Die SP Schweiz fordert deshalb von Bundesrat und Parlament:
- Ambitioniertere Ausbauziele setzen: Es braucht ambitioniertere Ziele für den Ausbau der erneuerbaren Energien im revidierten Energiegesetz und langfristig attraktive Rahmenbedingungen, um den Zubau der erneuerbaren Stromproduktion massiv zu beschleunigen. Der Bund muss dafür auch selbst finanzielle Mittel in die Hand nehmen. Denn der Ausbau von erneuerbaren Energien kommt erst in Gang, wenn Investitions- und Planungssicherheit gegeben ist.
- In die Solaroffensive gehen: Die Photovoltaik soll die wegfallende Leistung der AKW decken. Das ungenutzte Potenzial von Photovoltaik auf Dächern und Infrastrukturflächen ist riesig. In Kombination mit sinnvollen und intelligenten Backup-Leistungen können Schwankungen ausgeglichen werden. Nicht nur Dächer, sondern auch Fassaden, Verkehrsinfrastrukturen und Freiflächen gehören zu einer neuen PV-Strategie, wobei Rücksicht auf Biodiversität und Landschaft genommen werden muss. Priorität neben den Gebäuden erhalten PV-Freiflächenanlagen über versiegelten Flächen, alpine PV-Anlagen, ausgerichtet auf die «Winterlücke», Agri-PV und in sinnvollen Kopplungen Solarwärme.
- Stromproduktionskapazitäten zur Stärkung der Versorgungssicherheit im Winter gezielt ausbauen und fördern: PV-Anlagen auf Dächern und Infrastrukturen über der Nebelgrenze und Fassaden-PV sowie Windkraft müssen gezielt ausgebaut und gefördert werden.
- Wasserkraft umweltverträglich optimieren: Die Wasserkraft ist ein wichtiger Pfeiler der erneuerbaren Energieversorgung, ihr Potential ist aber praktisch ausgeschöpft. Der Ausbau soll sich auf die Optimierung bestehender Anlagen und den punktuellen Zubau von Speicherwasserkraft unter Rücksichtnahme auf Natur und Landschaft konzentrieren. Kleinwasserkraftwerke sind nicht nur viel zu teuer, sie haben auch grosse Biodiversitätsverluste zur Folge.
- Energieeffizienzpotenzial ausschöpfen: Wo immer es möglich ist, muss der Stromverbrauch reduziert werden – rascher Ersatz der Elektro-Widerstandsheizungen durch Wärmepumpen, Ausschalten unnötiger Beleuchtung (z.B. Schaufenster), möglichst keine Standby-Verluste, beste Standards bei Neugeräten, Verbot von Crypto-Farmen etc.
- Zusätzliche Speichertechnologien fördern: Auch für die Tages- bis Jahreszeitenspeicherung braucht es eine koordinierte Vorgehensweise. Die Schweiz benötigt eine Speicherstrategie, um diese Speicherkapazitäten gezielt auszubauen. Die Konzepte dafür sind vorhanden: Überschüssiger Strom oder Überkapazitäten aus PV und Wasserkraft können in den Sommermonaten für die Erzeugung von Wasserstoff oder synthetischen Treibstoffen verwendet werden. In der Batterietechnologie gibt es massive Fortschritte und die Batterien von elektrischen Fahrzeugen können genutzt werden.

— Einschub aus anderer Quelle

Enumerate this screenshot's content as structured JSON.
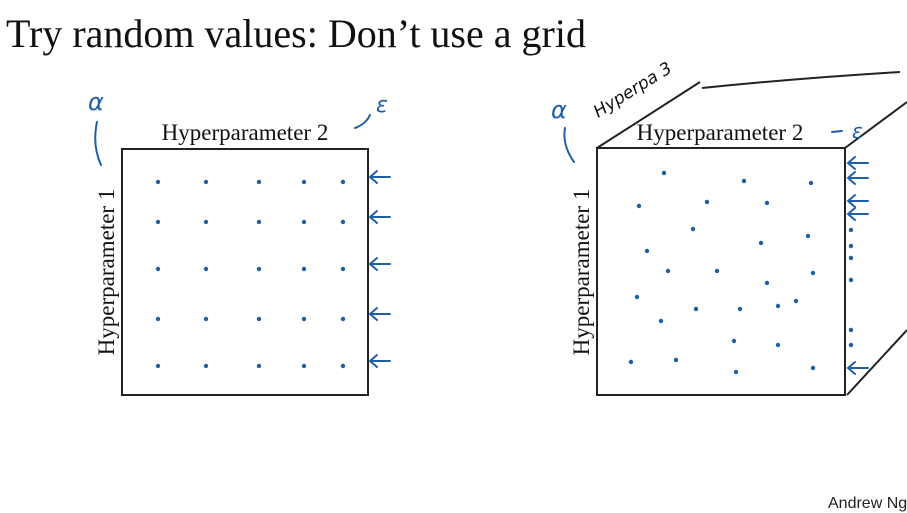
{
  "slide": {
    "title": "Try random values: Don’t use a grid",
    "author": "Andrew Ng",
    "ink_color": "#1f5fa8"
  },
  "left_panel": {
    "label_top": "Hyperparameter 2",
    "label_left": "Hyperparameter 1",
    "annotation_left": "α",
    "annotation_top": "ε",
    "sampling": "grid 5x5"
  },
  "right_panel": {
    "label_top": "Hyperparameter 2",
    "label_left": "Hyperparameter 1",
    "annotation_left": "α",
    "annotation_top": "ε",
    "annotation_depth": "Hyperpa 3",
    "sampling": "random 25 points"
  }
}
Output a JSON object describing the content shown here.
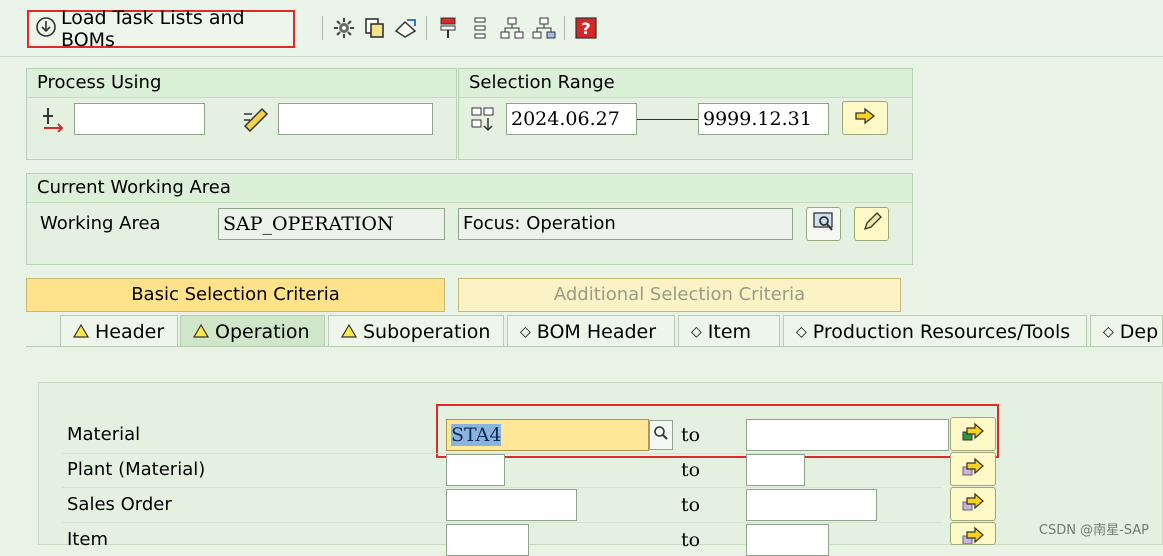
{
  "toolbar": {
    "load_label": "Load Task Lists and BOMs",
    "icons": [
      "settings-icon",
      "copy-icon",
      "refresh-icon",
      "column-icon",
      "tree-icon",
      "hierarchy-icon",
      "hierarchy-alt-icon",
      "help-icon"
    ]
  },
  "process_using": {
    "title": "Process Using",
    "field1": "",
    "field2": ""
  },
  "selection_range": {
    "title": "Selection Range",
    "from": "2024.06.27",
    "to": "9999.12.31"
  },
  "working_area": {
    "title": "Current Working Area",
    "label": "Working Area",
    "value": "SAP_OPERATION",
    "focus": "Focus: Operation"
  },
  "criteria": {
    "basic": "Basic Selection Criteria",
    "additional": "Additional Selection Criteria"
  },
  "tabs": [
    {
      "label": "Header",
      "marker": "△"
    },
    {
      "label": "Operation",
      "marker": "△"
    },
    {
      "label": "Suboperation",
      "marker": "△"
    },
    {
      "label": "BOM Header",
      "marker": "◇"
    },
    {
      "label": "Item",
      "marker": "◇"
    },
    {
      "label": "Production Resources/Tools",
      "marker": "◇"
    },
    {
      "label": "Dep",
      "marker": "◇"
    }
  ],
  "selection_rows": [
    {
      "label": "Material",
      "from": "STA4",
      "to_label": "to",
      "to": ""
    },
    {
      "label": "Plant (Material)",
      "from": "",
      "to_label": "to",
      "to": ""
    },
    {
      "label": "Sales Order",
      "from": "",
      "to_label": "to",
      "to": ""
    },
    {
      "label": "Item",
      "from": "",
      "to_label": "to",
      "to": ""
    }
  ],
  "watermark": "CSDN @南星-SAP",
  "colors": {
    "background": "#e8f3e6",
    "highlight": "#e02a2a",
    "button_yellow": "#fff2a8",
    "selected_field": "#ffe79a"
  }
}
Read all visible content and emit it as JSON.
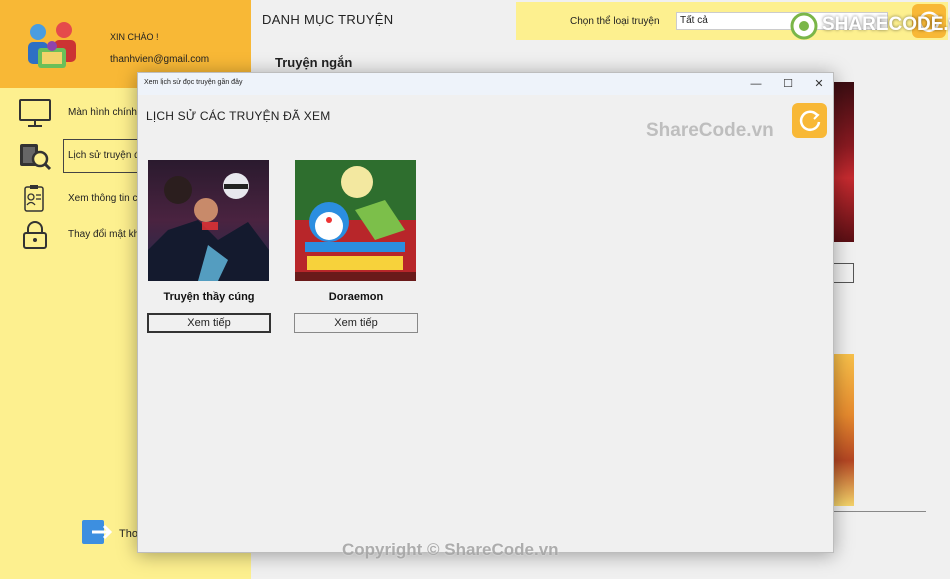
{
  "sidebar": {
    "greeting": "XIN CHÀO !",
    "email": "thanhvien@gmail.com",
    "items": [
      {
        "label": "Màn hình chính",
        "icon": "monitor-icon"
      },
      {
        "label": "Lịch sử truyện đã xem",
        "icon": "book-search-icon"
      },
      {
        "label": "Xem thông tin cá nhân",
        "icon": "id-card-icon"
      },
      {
        "label": "Thay đổi mật khẩu",
        "icon": "lock-icon"
      }
    ],
    "logout_label": "Thoát"
  },
  "main": {
    "title": "DANH MỤC TRUYỆN",
    "filter_label": "Chọn thể loại truyện",
    "filter_value": "Tất cả",
    "section_title": "Truyện ngắn"
  },
  "dialog": {
    "window_title": "Xem lịch sử đọc truyện gần đây",
    "heading": "LỊCH SỬ CÁC TRUYỆN ĐÃ XEM",
    "controls": {
      "minimize": "—",
      "maximize": "☐",
      "close": "✕"
    },
    "cards": [
      {
        "title": "Truyện thầy cúng",
        "button": "Xem tiếp"
      },
      {
        "title": "Doraemon",
        "button": "Xem tiếp"
      }
    ]
  },
  "watermarks": {
    "logo": "SHARECODE.vn",
    "mid": "ShareCode.vn",
    "bottom": "Copyright © ShareCode.vn"
  },
  "colors": {
    "sidebar_bg": "#fdf08f",
    "sidebar_header": "#f8b836",
    "accent": "#f8b836"
  }
}
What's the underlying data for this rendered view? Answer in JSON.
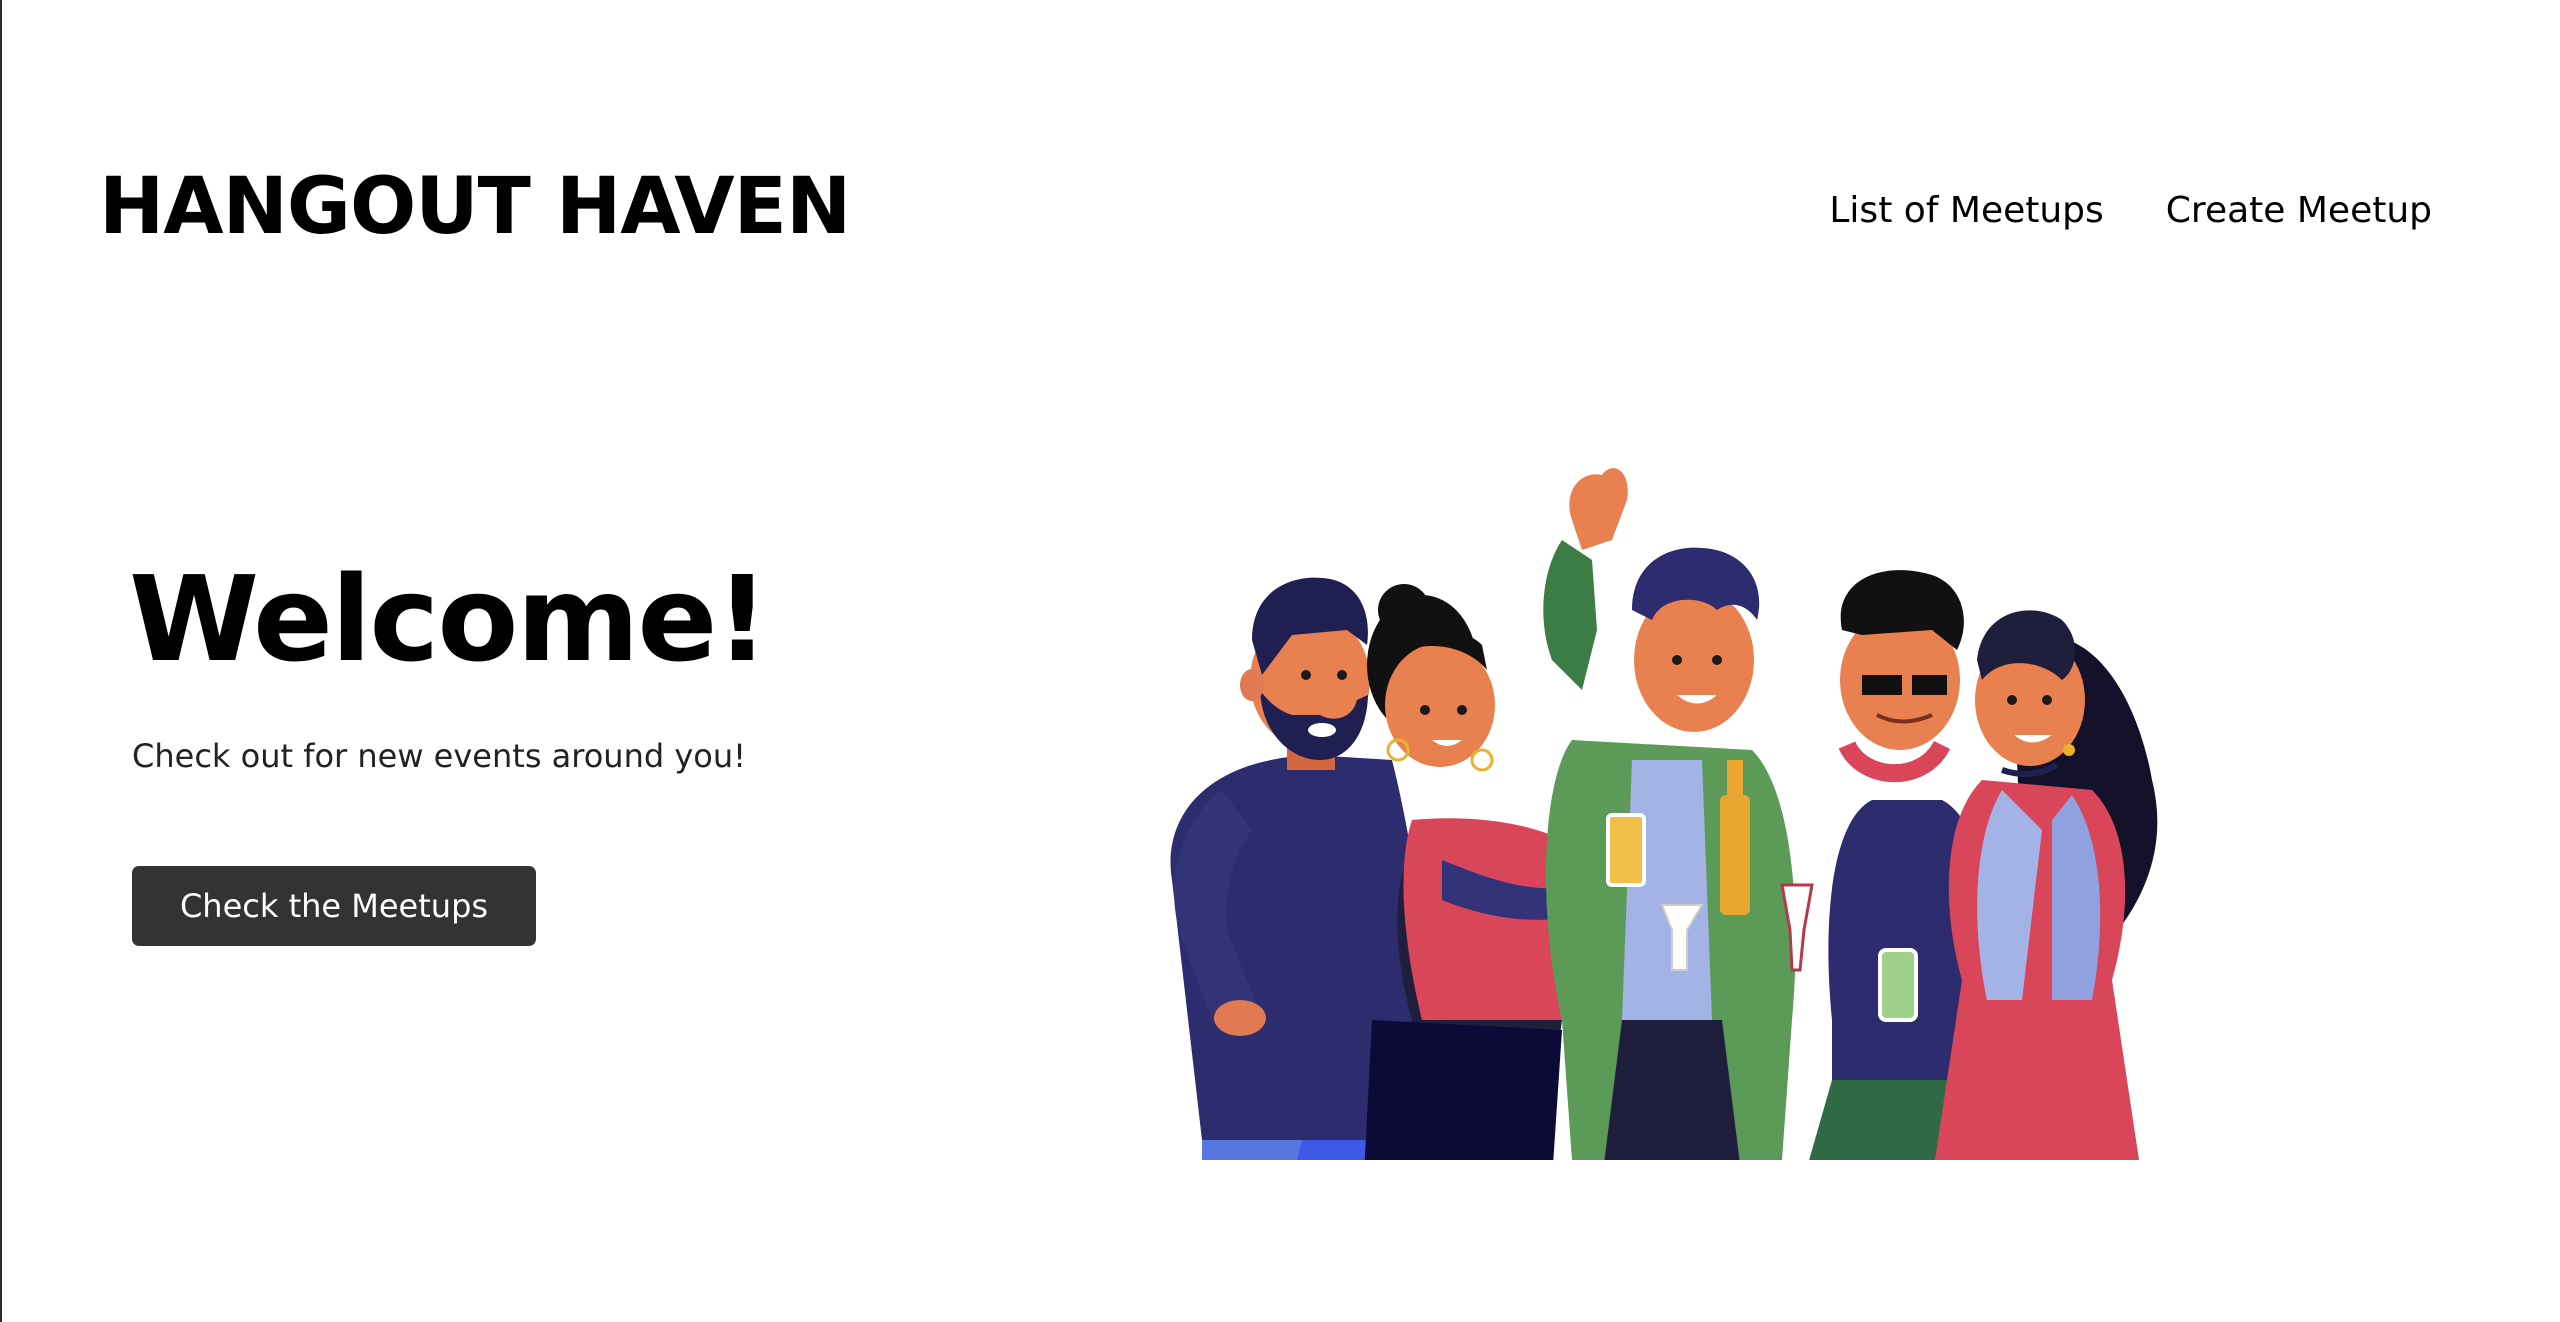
{
  "header": {
    "brand": "HANGOUT HAVEN",
    "nav": {
      "list_label": "List of Meetups",
      "create_label": "Create Meetup"
    }
  },
  "hero": {
    "title": "Welcome!",
    "subtitle": "Check out for new events around you!",
    "cta_label": "Check the Meetups"
  },
  "colors": {
    "button_bg": "#333333",
    "text": "#000000"
  }
}
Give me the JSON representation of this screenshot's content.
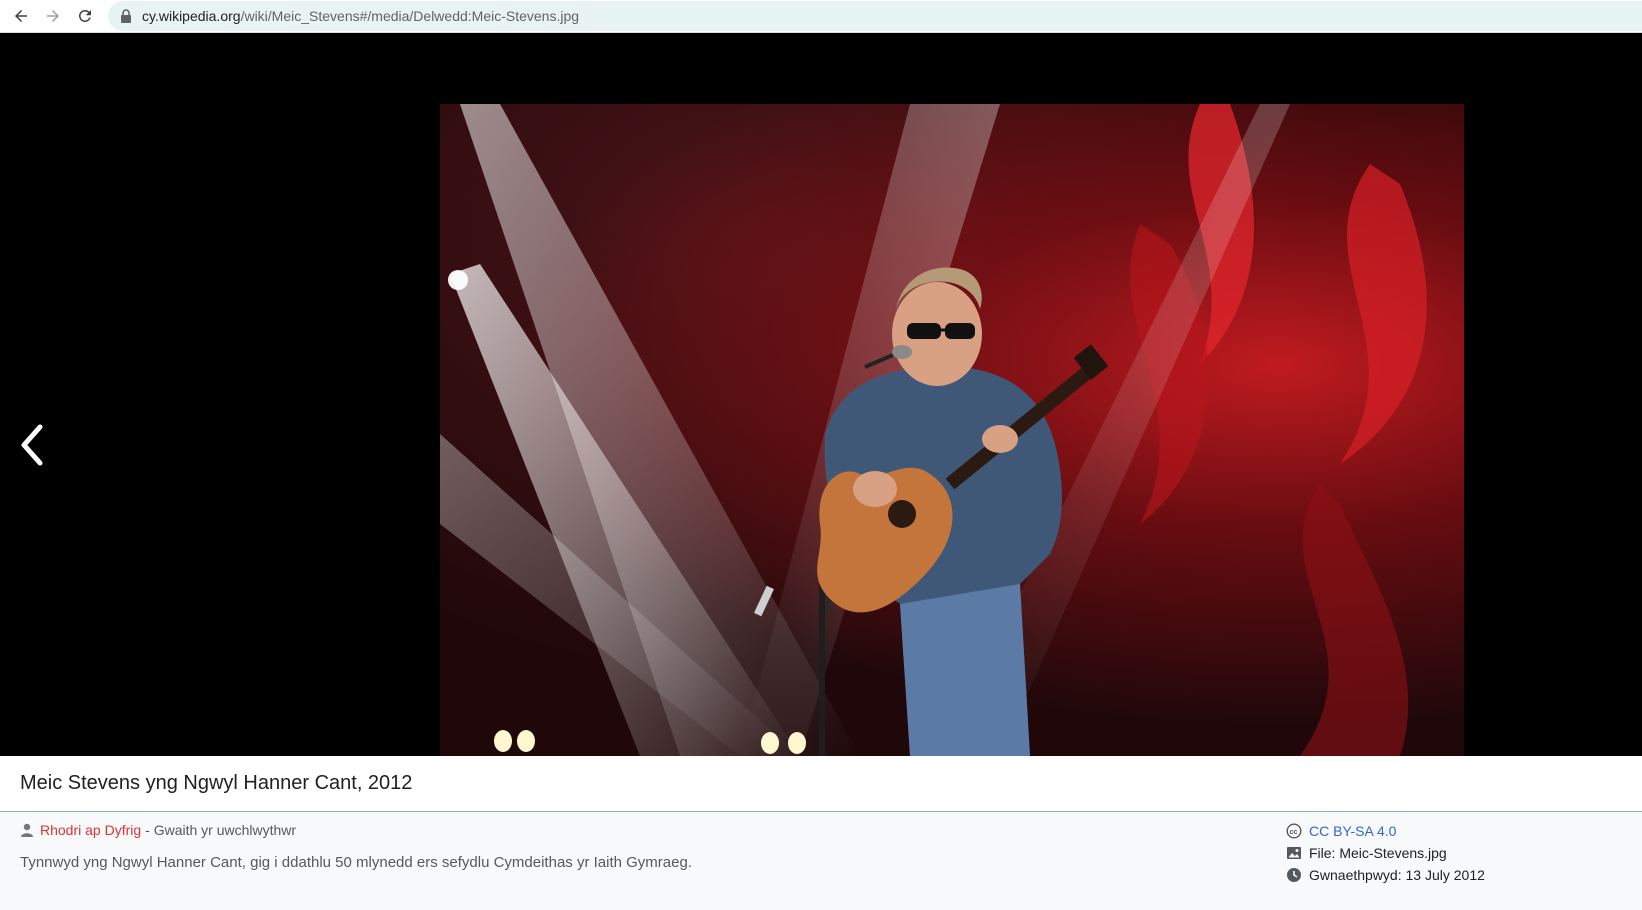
{
  "browser": {
    "url_host": "cy.wikipedia.org",
    "url_path": "/wiki/Meic_Stevens#/media/Delwedd:Meic-Stevens.jpg"
  },
  "media": {
    "title": "Meic Stevens yng Ngwyl Hanner Cant, 2012",
    "author_name": "Rhodri ap Dyfrig",
    "author_role": "- Gwaith yr uwchlwythwr",
    "description": "Tynnwyd yng Ngwyl Hanner Cant, gig i ddathlu 50 mlynedd ers sefydlu Cymdeithas yr Iaith Gymraeg.",
    "license": "CC BY-SA 4.0",
    "file": "File: Meic-Stevens.jpg",
    "date": "Gwnaethpwyd: 13 July 2012"
  },
  "icons": {
    "back": "back-arrow-icon",
    "forward": "forward-arrow-icon",
    "reload": "reload-icon",
    "lock": "lock-icon",
    "prev": "chevron-left-icon",
    "user": "user-icon",
    "cc": "cc-icon",
    "file": "image-file-icon",
    "clock": "clock-icon"
  },
  "colors": {
    "viewer_bg": "#000000",
    "link_red": "#dd3333",
    "link_blue": "#3366cc"
  }
}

- CO2-neutrale Backup-Leistungen sicherstellen: Zur langfristigen Stabilisierung im Winter und zur kurzfristigen Stabilisierung bei Schlechtwetter sollen CO2-neutrale Backup-Leistungen ausgeschrieben werden. Dazu soll den Anbieter:innen möglichst viel Spielraum gegeben werden, damit innovative Konzepte umgesetzt werden können (z.B. Einbezug von Elektroautos und weiteren Batteriespeichern oder Wasserstoffspeicher).

Gabriela Suter, Aarau, Nationalrätin SP AG
Jonas Hostettler, Zürich, (delegiert durch die SP Sektion Zürich 3)
Nico Siegrist, Zürich, Kantonsrat ZH (delegiert durch die JUSO Schweiz)

Die Resolution wurde von den Delegierten der SP Schweiz vom 5. Februar 2022 mit 216:0 bei 5 Enthaltungen angenommen.